Meet your own personal AI Jesus in the confessional of this Swiss church
- A church in Switzerland has an AI Jesus who makes confessions and gives advice
- The church partnered with a local university to design and deploy the AI
- The AI is trained in the New Testament to imitate Jesus
A Swiss church is trying a new way to connect with Jesus in the confessional. It uses AI to simulate the personality of the first-century Galilean for visitors as part of a religious-themed art project called Deus in Machina (God in a Machine). The digital simulacrum of Jesus Christ engages visitors and offers spiritual guidance based on what people say.
When you enter the confessional, you will see the AI Jesus appear on a screen. The distinctly Swiss-looking man from the Roman-run Middle East of two millennia ago listens to people voice their questions or concerns. The AI model underlying the simulation was built by a church team working with the Immersive Realities Research Lab at Lucerne University of Applied Sciences and Arts, using the New Testament as the basis for how Jesus thinks and speaks. So far it has been performing well.

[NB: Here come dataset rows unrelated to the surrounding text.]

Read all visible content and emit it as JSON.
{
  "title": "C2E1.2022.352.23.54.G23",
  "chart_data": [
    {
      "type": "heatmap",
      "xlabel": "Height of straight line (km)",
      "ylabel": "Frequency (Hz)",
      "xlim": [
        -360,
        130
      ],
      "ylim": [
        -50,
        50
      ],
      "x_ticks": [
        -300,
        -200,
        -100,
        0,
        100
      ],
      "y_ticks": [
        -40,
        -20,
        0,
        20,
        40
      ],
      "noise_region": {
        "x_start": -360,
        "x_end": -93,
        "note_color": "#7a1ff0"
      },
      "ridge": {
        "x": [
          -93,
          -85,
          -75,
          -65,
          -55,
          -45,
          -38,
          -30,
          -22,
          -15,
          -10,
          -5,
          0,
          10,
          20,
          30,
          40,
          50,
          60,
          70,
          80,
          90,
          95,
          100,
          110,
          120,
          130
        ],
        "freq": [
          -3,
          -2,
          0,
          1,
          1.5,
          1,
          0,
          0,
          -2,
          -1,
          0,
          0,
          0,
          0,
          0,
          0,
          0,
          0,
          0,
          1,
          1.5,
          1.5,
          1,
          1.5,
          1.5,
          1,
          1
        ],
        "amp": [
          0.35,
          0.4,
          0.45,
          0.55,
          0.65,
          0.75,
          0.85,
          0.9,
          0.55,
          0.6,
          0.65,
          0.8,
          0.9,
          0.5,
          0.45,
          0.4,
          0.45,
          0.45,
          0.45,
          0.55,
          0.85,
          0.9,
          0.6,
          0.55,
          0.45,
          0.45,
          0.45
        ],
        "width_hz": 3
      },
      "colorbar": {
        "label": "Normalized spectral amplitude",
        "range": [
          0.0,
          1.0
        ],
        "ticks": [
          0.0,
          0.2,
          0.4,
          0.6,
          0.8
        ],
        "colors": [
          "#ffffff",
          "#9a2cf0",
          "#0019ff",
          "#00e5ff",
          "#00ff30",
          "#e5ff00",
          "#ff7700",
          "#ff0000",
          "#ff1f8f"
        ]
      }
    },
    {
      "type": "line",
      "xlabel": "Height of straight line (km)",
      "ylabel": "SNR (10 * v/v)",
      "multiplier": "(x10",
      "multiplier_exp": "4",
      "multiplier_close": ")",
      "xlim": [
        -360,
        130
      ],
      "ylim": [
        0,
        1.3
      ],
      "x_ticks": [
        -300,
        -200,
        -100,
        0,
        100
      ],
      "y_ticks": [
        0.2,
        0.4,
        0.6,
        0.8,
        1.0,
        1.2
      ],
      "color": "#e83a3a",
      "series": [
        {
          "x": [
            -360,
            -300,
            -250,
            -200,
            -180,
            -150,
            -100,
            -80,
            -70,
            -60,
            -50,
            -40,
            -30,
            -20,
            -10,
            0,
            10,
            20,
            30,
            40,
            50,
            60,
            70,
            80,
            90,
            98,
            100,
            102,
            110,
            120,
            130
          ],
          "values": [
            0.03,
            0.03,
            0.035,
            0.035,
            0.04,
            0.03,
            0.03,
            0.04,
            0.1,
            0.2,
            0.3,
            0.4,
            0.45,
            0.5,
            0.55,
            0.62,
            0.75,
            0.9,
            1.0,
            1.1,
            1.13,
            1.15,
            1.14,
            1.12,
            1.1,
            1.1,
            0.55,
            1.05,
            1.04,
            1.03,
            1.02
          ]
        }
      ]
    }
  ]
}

“AI fascinates us. But it also has its limits and raises ethical questions,” St. Peter theologian Marco Schmid explains in a statement (translated from German by Google). “In all previous tests, his answers matched our theological understanding of St. Peter’s Chapel.”
Reach out and touch faith
The video of people commenting on AI Jesus show mixed reviews. One parishioner expressed surprise at how easy it was and how good the advice they received was. Another said it was very generic and not very impressive. A disagreement over the religious interpretation suggests that AI Jesus is performing exactly as he should. Now that AI Jesus is here, the question is: what comes next?
If you want to experience the other side of the religious experience, you can try Social AI, an entire universe where the one and only person is you and everyone you talk to is just an AI character. Or you can be a kind of priest yourself for the traumatized AI personalities you encounter on Friend.com. If you’re really unsure about how to use AI ethically in a religious context, you can always ask the Pope. He and IBM have put together an entire guide to ethical AI use.